Each tile has an open-ended narrative, but there’s no one story connecting them. “Each one is its own little blip,” he said. The individual scenes are vignettes that seem inspired more by place than by memory, although reminiscing did provide Anderegg with the impetus to make the show about Arizona. “It may have had something to do with reconnecting with a lot of my high school friends on Facebook,” he said. “You start thinking about all those people you forgot about for 40 years. Then you get on Facebook and they all contact you. Then you start thinking about all the stuff you guys used to do together. Maybe that was part of it. Plus, I wanted to do something that was strictly mine. I don’t like to look at a lot of historic artwork and get inspiration that way. I kind of like to dig personally. So, thinking about growing up, it just came right out.”

Anderegg’s skill as a painter can be seen in the tile work. The backgrounds of many of the exterior scenes are rendered with a degree of realism and painted in alluring colors that are redolent of the Southwestern desert. Depictions of animals, particularly birds, some of them made up and some based on actual native species, range from naturalistic — such as those in his Roadrunner and Quail and Cactus — to more stylized and cartoonish, such as his Arizona Night Bird, a light-colored bird on a dark background, and Arizona Day Bird, a dark-colored bird on a light background. His Arizona Jackrabbit has the same type of angry face he gives to his human figures. With its impossibly large ears and stumpy body, however, the jackrabbit looks somewhere between creepy and adorable. Painting with glazes, which are a different color pre- and post-firing, was a risk because Anderegg didn’t really know how effective the color would be until after taking the work from the kiln. The tiles’ surface textures vary, but most are some combination of gloss and matte finishes that make elements such as foreground and background features stand out from one another. “I’ve used glazes on my sculptures for years, but mostly it’s kind of like a coating. I started to figure out how I can paint with them. It’s kind of weird to paint with them, but that was the fun part of the challenge. Most painters don’t stick their painting in an 1,800-degree oven after they’re done and say, ‘Hey, I hope this thing comes out.’ ”
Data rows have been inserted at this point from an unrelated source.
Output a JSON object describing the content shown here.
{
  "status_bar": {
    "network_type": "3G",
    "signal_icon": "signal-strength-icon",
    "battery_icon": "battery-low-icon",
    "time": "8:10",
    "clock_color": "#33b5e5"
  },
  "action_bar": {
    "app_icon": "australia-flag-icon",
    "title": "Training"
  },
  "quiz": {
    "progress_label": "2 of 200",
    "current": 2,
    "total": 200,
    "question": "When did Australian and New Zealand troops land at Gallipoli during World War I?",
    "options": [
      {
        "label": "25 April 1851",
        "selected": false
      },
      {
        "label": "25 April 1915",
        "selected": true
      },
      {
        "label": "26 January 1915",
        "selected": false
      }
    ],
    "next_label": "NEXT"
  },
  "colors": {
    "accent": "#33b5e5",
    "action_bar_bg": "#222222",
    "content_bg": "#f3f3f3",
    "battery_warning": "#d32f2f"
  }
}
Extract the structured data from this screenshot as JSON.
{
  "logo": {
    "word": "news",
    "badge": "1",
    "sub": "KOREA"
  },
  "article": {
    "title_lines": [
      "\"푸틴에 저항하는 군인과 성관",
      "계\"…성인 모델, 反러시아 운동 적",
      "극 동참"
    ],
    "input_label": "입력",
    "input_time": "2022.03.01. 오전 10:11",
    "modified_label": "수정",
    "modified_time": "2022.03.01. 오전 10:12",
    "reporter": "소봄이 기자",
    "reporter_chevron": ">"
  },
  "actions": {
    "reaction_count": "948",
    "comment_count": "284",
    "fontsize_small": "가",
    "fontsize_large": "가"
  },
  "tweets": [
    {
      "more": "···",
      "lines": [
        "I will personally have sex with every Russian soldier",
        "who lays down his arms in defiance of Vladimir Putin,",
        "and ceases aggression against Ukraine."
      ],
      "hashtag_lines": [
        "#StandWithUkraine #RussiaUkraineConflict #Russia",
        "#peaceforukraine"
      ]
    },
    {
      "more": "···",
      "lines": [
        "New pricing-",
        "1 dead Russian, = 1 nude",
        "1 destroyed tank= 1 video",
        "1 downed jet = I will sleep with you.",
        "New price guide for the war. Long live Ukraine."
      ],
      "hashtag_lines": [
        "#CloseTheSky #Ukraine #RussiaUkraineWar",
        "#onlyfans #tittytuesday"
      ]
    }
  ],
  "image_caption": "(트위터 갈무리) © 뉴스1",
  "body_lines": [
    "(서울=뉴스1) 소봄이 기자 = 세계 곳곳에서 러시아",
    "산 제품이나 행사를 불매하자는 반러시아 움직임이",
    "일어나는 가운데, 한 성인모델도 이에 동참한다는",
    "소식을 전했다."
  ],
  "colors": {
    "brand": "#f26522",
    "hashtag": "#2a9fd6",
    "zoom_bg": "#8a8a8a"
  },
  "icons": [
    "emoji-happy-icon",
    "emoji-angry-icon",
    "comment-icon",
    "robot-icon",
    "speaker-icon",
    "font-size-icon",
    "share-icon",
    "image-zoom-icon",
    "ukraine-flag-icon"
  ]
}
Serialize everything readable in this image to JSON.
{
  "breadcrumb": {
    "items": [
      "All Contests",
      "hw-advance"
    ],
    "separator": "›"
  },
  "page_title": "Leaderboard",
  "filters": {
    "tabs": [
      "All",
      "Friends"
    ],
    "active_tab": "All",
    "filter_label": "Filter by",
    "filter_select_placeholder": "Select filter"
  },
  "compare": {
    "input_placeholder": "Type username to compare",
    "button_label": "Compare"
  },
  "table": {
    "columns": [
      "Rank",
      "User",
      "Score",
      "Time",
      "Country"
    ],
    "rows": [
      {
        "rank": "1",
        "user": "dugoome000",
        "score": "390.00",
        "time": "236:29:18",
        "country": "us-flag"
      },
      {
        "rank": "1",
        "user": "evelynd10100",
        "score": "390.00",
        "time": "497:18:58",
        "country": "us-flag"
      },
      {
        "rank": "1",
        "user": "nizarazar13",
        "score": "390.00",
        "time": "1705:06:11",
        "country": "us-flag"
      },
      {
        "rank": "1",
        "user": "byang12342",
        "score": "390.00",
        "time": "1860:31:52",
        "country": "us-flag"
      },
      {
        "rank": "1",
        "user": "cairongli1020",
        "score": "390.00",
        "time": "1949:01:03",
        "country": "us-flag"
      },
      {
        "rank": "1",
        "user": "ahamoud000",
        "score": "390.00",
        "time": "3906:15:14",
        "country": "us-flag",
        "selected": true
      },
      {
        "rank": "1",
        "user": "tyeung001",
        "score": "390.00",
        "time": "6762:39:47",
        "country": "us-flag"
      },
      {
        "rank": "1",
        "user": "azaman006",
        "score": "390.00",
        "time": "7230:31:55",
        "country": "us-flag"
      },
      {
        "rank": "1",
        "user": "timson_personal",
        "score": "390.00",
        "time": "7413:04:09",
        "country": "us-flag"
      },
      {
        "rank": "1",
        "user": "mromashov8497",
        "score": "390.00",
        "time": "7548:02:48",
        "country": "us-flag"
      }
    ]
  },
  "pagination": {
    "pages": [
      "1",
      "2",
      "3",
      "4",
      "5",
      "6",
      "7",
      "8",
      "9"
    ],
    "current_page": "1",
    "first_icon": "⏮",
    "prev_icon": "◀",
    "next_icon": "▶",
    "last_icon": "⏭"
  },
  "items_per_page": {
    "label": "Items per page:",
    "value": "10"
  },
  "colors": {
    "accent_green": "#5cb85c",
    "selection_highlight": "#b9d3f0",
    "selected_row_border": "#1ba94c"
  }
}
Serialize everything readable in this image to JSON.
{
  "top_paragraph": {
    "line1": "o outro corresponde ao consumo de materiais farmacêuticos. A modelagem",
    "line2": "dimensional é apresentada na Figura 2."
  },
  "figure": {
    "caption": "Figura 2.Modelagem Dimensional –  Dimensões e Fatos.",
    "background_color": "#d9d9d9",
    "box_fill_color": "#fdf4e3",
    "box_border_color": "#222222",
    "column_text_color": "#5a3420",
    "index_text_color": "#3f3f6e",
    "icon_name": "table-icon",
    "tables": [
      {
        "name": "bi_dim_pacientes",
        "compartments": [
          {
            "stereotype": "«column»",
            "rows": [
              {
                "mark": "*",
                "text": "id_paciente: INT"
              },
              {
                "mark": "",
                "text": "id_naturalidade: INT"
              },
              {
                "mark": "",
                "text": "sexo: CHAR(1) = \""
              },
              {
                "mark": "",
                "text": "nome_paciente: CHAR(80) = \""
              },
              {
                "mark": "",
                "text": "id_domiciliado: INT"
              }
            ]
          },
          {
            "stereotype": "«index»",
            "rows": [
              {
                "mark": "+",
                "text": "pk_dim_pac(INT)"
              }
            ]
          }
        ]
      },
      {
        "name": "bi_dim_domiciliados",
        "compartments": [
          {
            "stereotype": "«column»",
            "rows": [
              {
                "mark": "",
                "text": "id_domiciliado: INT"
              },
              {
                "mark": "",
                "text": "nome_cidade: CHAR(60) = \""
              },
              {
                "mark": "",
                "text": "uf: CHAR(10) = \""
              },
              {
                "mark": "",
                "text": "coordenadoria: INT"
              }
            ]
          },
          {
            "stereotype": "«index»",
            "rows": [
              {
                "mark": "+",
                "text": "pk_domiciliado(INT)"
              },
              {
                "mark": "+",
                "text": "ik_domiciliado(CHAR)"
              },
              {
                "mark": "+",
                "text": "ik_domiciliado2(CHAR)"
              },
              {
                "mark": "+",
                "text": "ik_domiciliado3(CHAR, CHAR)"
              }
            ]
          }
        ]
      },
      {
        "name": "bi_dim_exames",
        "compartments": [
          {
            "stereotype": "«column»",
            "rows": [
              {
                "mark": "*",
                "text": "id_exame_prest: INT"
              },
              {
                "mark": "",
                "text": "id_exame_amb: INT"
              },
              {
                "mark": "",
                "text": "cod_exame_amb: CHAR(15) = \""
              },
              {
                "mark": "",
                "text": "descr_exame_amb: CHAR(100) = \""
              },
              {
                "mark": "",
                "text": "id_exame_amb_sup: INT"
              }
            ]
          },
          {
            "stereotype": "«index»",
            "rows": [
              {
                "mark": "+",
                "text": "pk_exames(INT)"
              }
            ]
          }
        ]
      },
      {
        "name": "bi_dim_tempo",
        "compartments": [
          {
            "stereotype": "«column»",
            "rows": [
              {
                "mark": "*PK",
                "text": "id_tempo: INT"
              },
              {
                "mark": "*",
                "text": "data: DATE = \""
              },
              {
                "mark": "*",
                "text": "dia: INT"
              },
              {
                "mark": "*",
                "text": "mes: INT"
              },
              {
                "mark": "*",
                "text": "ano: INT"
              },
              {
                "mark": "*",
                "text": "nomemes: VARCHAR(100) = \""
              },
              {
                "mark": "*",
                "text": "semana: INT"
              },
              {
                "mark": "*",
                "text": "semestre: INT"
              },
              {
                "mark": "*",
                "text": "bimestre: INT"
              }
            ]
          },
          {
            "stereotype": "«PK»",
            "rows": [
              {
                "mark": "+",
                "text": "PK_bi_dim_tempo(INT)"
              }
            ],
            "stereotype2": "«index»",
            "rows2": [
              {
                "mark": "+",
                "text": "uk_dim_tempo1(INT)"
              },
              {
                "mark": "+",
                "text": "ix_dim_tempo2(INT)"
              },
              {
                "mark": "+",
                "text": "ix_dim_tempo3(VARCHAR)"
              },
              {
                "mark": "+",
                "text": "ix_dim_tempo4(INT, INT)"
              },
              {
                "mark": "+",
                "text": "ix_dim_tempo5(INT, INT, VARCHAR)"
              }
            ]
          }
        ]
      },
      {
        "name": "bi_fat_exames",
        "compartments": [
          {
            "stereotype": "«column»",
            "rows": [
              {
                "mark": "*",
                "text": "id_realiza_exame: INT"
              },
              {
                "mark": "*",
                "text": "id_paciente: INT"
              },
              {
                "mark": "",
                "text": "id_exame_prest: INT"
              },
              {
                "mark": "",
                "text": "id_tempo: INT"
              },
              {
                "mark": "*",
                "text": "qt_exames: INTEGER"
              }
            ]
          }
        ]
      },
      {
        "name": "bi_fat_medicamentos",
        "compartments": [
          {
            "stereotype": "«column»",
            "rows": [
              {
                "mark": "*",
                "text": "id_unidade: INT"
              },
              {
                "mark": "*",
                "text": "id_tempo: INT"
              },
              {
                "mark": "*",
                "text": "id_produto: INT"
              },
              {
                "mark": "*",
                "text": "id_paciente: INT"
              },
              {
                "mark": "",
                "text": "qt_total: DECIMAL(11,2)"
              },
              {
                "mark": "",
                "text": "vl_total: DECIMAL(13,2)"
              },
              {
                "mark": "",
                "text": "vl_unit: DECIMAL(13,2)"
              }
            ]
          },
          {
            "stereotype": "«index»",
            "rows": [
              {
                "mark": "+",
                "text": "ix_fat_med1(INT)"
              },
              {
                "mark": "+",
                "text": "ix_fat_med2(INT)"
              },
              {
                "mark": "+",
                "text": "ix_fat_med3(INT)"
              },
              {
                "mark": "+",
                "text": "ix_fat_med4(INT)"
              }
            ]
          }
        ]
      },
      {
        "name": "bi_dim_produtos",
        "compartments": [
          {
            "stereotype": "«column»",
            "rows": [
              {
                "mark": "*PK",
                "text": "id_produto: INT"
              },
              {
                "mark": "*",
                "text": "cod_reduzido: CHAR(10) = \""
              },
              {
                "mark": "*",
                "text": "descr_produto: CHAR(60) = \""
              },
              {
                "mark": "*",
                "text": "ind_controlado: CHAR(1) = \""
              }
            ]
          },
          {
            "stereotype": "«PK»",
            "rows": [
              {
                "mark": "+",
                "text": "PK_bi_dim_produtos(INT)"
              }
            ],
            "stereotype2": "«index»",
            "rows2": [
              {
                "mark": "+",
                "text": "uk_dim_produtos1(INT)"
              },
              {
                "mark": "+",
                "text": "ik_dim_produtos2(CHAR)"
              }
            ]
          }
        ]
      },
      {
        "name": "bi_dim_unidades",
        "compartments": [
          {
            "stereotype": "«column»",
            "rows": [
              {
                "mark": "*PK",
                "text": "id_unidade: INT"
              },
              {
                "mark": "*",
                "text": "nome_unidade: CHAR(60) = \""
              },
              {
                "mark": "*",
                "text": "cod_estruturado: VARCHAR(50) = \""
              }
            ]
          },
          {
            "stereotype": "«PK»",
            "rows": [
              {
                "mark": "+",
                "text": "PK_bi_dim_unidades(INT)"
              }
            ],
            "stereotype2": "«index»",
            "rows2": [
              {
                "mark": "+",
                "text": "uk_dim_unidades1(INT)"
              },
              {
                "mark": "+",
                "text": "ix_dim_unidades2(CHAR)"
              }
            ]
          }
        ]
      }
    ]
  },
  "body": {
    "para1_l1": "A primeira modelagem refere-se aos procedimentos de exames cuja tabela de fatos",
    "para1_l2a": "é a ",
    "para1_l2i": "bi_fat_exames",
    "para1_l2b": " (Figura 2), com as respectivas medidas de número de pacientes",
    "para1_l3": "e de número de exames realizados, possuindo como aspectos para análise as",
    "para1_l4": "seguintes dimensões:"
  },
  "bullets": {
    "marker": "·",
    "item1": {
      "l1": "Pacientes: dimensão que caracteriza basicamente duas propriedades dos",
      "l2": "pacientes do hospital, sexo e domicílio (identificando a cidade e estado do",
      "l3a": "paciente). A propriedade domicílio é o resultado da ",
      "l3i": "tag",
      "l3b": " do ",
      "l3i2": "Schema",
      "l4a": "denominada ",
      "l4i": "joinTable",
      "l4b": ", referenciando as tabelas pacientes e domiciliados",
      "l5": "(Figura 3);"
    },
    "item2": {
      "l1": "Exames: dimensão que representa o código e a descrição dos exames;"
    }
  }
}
The Coors beer can is a recurring motif in the work. One surmises that under the dry, hot Arizona sun, it’s one way to cool off. It’s just the type of detail one imagines an offbeat artist like Anderegg would fixate on. “Growing up in Phoenix in the ’60s, it was pretty lonesome out there,” he said. “It was before air-conditioning. Air-conditioning is the reason people started moving to Phoenix. Before then, if you had to live in that desert without air-conditioning it was not fun. Then the boom happened in the ’70s and ’80s. Growing up there, you felt like, ‘Why are we here?’ And you’re just stuck there as a kid because your parents work there or something.” Anderegg has been in California now for 20 years and, until now, he’s never looked back. “California was the place to be,” he said. “Kind of like in The Beverly Hillbillies, you know?”